Let $S$ be the set of positive integers. Suppose there is a bijection $f : S \to P(S)$. Then every subset of $S$ is equal to $f(s)$ for some $s \in S$. For any $s\in S$, $f(s)$ is a subset of $S$, and it is certainly the case that either $s\in f(s)$ or $s\notin f(s)$. [For example, there exists $s_1$ such that $f(s_1)= S$, and then $s_1 \in f(s_1)$; likewise, there exists $s_2$ such that $f(s_2) = \emptyset$, and then $s_2 \notin f(s_2)$.] Define $A$ to be the set of all elements $s$ of $S$ such that $s \notin f(s)$; symbolically, $$A = \{s\in S\,|\,s \notin f(s)\}.$$

(In the above notation, $s_1 \notin A$ but $s_2 \in A$.)
Certainly $A$ is a subset of $S$; that is, $A\in P(S)$. Therefore, as $f$ is a bijection, $A = f(a)$ for some $a \in S$.
We now ask the question: does $a$ belong to $A$?
If $a \notin A$, then $a \notin f(a)$, so by definition of $A$, we have $a \in A$. This is a contradiction. And if $a \in A$ then $a \in f(a)$, so by definition of $A$ we have $a \notin A$, again a contradiction.
Thus we have reached a contradiction in any case. So we conclude that there cannot be a bijection from $S$ to $P(S)$.

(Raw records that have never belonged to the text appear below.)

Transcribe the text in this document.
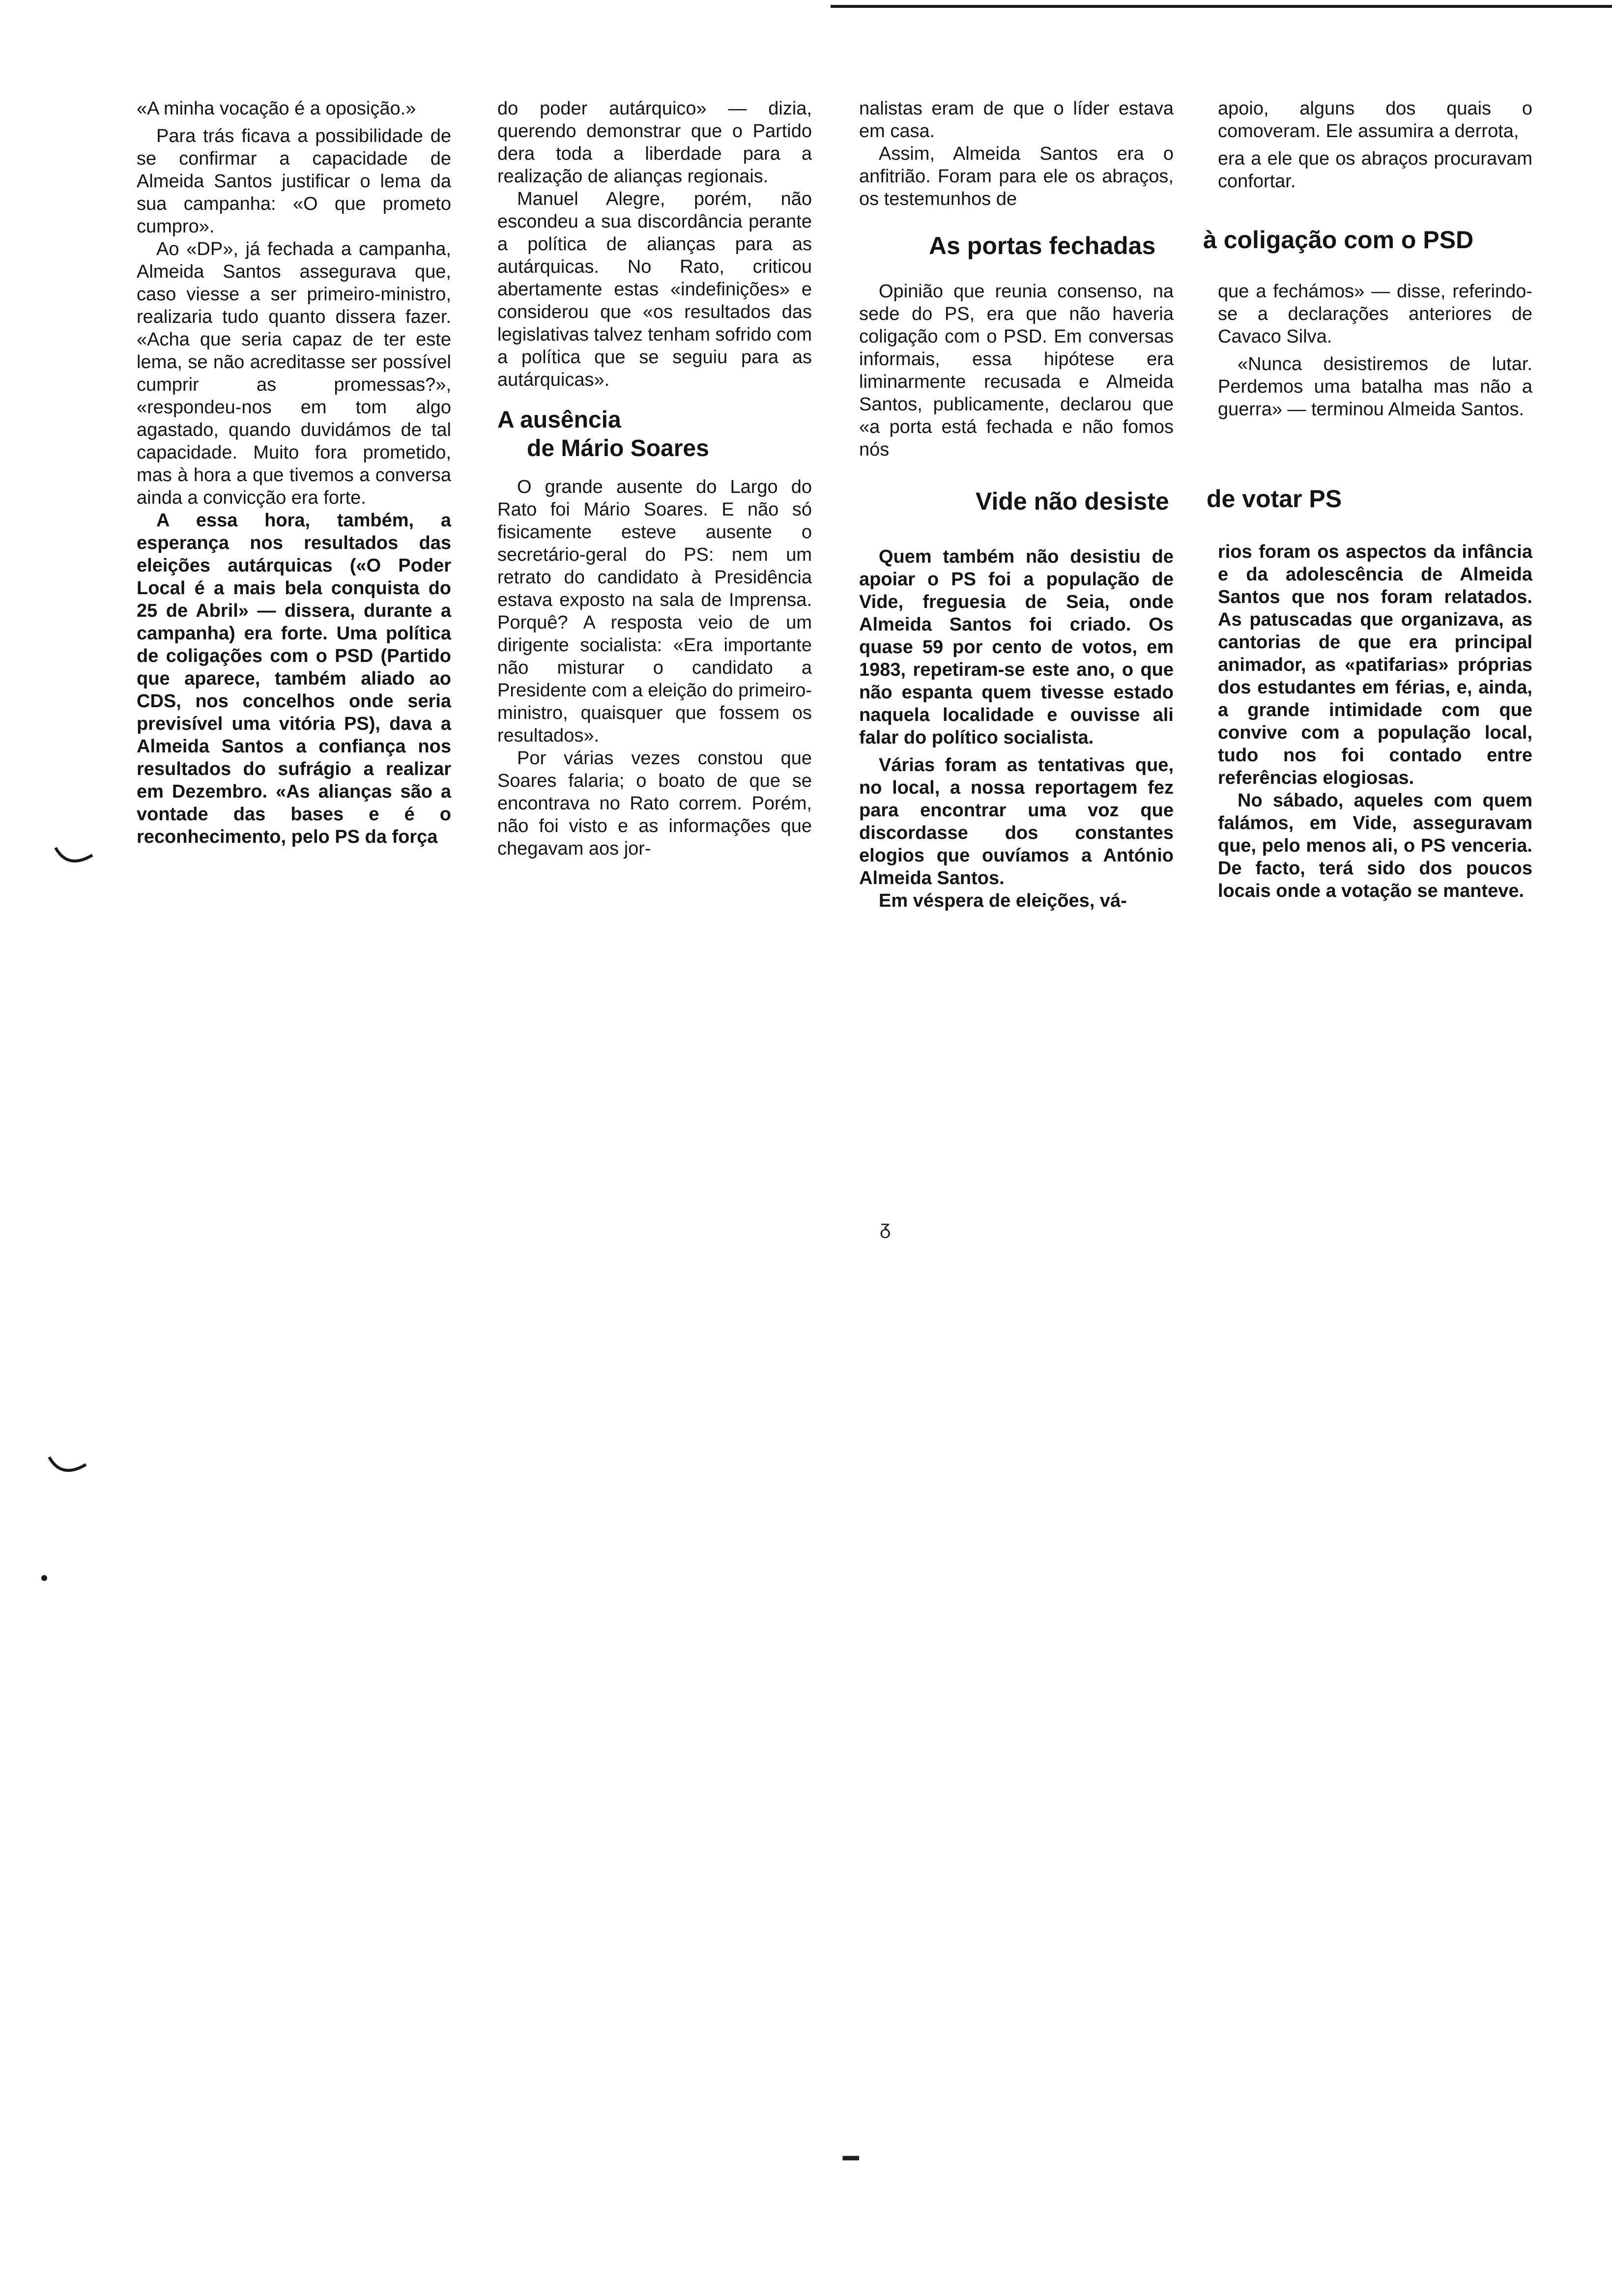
«A minha vocação é a oposição.»

Para trás ficava a possibilidade de se confirmar a capacidade de Almeida Santos justificar o lema da sua campanha: «O que prometo cumpro».

Ao «DP», já fechada a campanha, Almeida Santos assegurava que, caso viesse a ser primeiro-ministro, realizaria tudo quanto dissera fazer. «Acha que seria capaz de ter este lema, se não acreditasse ser possível cumprir as promessas?», «respondeu-nos em tom algo agastado, quando duvidámos de tal capacidade. Muito fora prometido, mas à hora a que tivemos a conversa ainda a convicção era forte.

A essa hora, também, a esperança nos resultados das eleições autárquicas («O Poder Local é a mais bela conquista do 25 de Abril» — dissera, durante a campanha) era forte. Uma política de coligações com o PSD (Partido que aparece, também aliado ao CDS, nos concelhos onde seria previsível uma vitória PS), dava a Almeida Santos a confiança nos resultados do sufrágio a realizar em Dezembro. «As alianças são a vontade das bases e é o reconhecimento, pelo PS da força

do poder autárquico» — dizia, querendo demonstrar que o Partido dera toda a liberdade para a realização de alianças regionais.

Manuel Alegre, porém, não escondeu a sua discordância perante a política de alianças para as autárquicas. No Rato, criticou abertamente estas «indefinições» e considerou que «os resultados das legislativas talvez tenham sofrido com a política que se seguiu para as autárquicas».

A ausência
de Mário Soares

O grande ausente do Largo do Rato foi Mário Soares. E não só fisicamente esteve ausente o secretário-geral do PS: nem um retrato do candidato à Presidência estava exposto na sala de Imprensa. Porquê? A resposta veio de um dirigente socialista: «Era importante não misturar o candidato a Presidente com a eleição do primeiro-ministro, quaisquer que fossem os resultados».

Por várias vezes constou que Soares falaria; o boato de que se encontrava no Rato correm. Porém, não foi visto e as informações que chegavam aos jor-

nalistas eram de que o líder estava em casa.

Assim, Almeida Santos era o anfitrião. Foram para ele os abraços, os testemunhos de

apoio, alguns dos quais o comoveram. Ele assumira a derrota,

era a ele que os abraços procuravam confortar.

As portas fechadas à coligação com o PSD

Opinião que reunia consenso, na sede do PS, era que não haveria coligação com o PSD. Em conversas informais, essa hipótese era liminarmente recusada e Almeida Santos, publicamente, declarou que «a porta está fechada e não fomos nós

que a fechámos» — disse, referindo-se a declarações anteriores de Cavaco Silva.

«Nunca desistiremos de lutar. Perdemos uma batalha mas não a guerra» — terminou Almeida Santos.

Vide não desiste de votar PS

Quem também não desistiu de apoiar o PS foi a população de Vide, freguesia de Seia, onde Almeida Santos foi criado. Os quase 59 por cento de votos, em 1983, repetiram-se este ano, o que não espanta quem tivesse estado naquela localidade e ouvisse ali falar do político socialista.

Várias foram as tentativas que, no local, a nossa reportagem fez para encontrar uma voz que discordasse dos constantes elogios que ouvíamos a António Almeida Santos.

Em véspera de eleições, vá-

rios foram os aspectos da infância e da adolescência de Almeida Santos que nos foram relatados. As patuscadas que organizava, as cantorias de que era principal animador, as «patifarias» próprias dos estudantes em férias, e, ainda, a grande intimidade com que convive com a população local, tudo nos foi contado entre referências elogiosas.

No sábado, aqueles com quem falámos, em Vide, asseguravam que, pelo menos ali, o PS venceria. De facto, terá sido dos poucos locais onde a votação se manteve.

ᵹ
━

• But defining $A$ that way requires Unrestricted Comprehension. Basically, all this does is shows one example of a paradox that can be formed if we allow that; the only difference is that we are then using this paradox as the 'absurdum' part of a 'reducto ad absurdum'. Using the exact same reasoning in this proof, if we use $f(s) = \{s\}$, we can conclude that there is no bijection between the natural numbers and the natural numbers. How is it that we get around this issue? I would really like to know, but I have trouble understanding these apparent inconsistencies. Nov 3, 2013 at 21:25
• @AJMansfield: The definition of $A$ above doesn’t need unrestricted comprehension; it’s a valid instance of subset separation (aka subset comprehension), since it begins $\{ s \in S\ | \ldots$, i.e. it’s defining a subset of an existing set, not a whole new set out of nowhere. Subset separation is one of the axioms of ZFC. // Re your second comment, that the same proof would show there’s no bijection between $\mathbb{N}$ and itself, I don’t follow what you’re suggesting there. Nov 3, 2013 at 22:19
• @PeterLeFanuLumsdaine Thank you for clarifying that to me, I think I get it now that I have that issue out of the way. By the second half of my comment, I was (erroneously) saying that all the properties of A that are used in the second half are also true if we use $f(s) = \{s\}$, so the reasoning that $f$ can't exist applies to it as well. Again, thanks for the explanation. Nov 3, 2013 at 22:29

Hint: Let $(b_1,b_2,...,b_i,...)$ denotes a new bit string. And let $(a_{i1},a_{i2},...,a_{ii},...)$ denotes the $i$th string that corresponds to the $i$th integer. Take $b_1 \neq a_{11}$, $b_2 \neq a_{22}$, ..., $b_i \neq a_{ii}$, and so on. It's called Cantor's diagonal argument.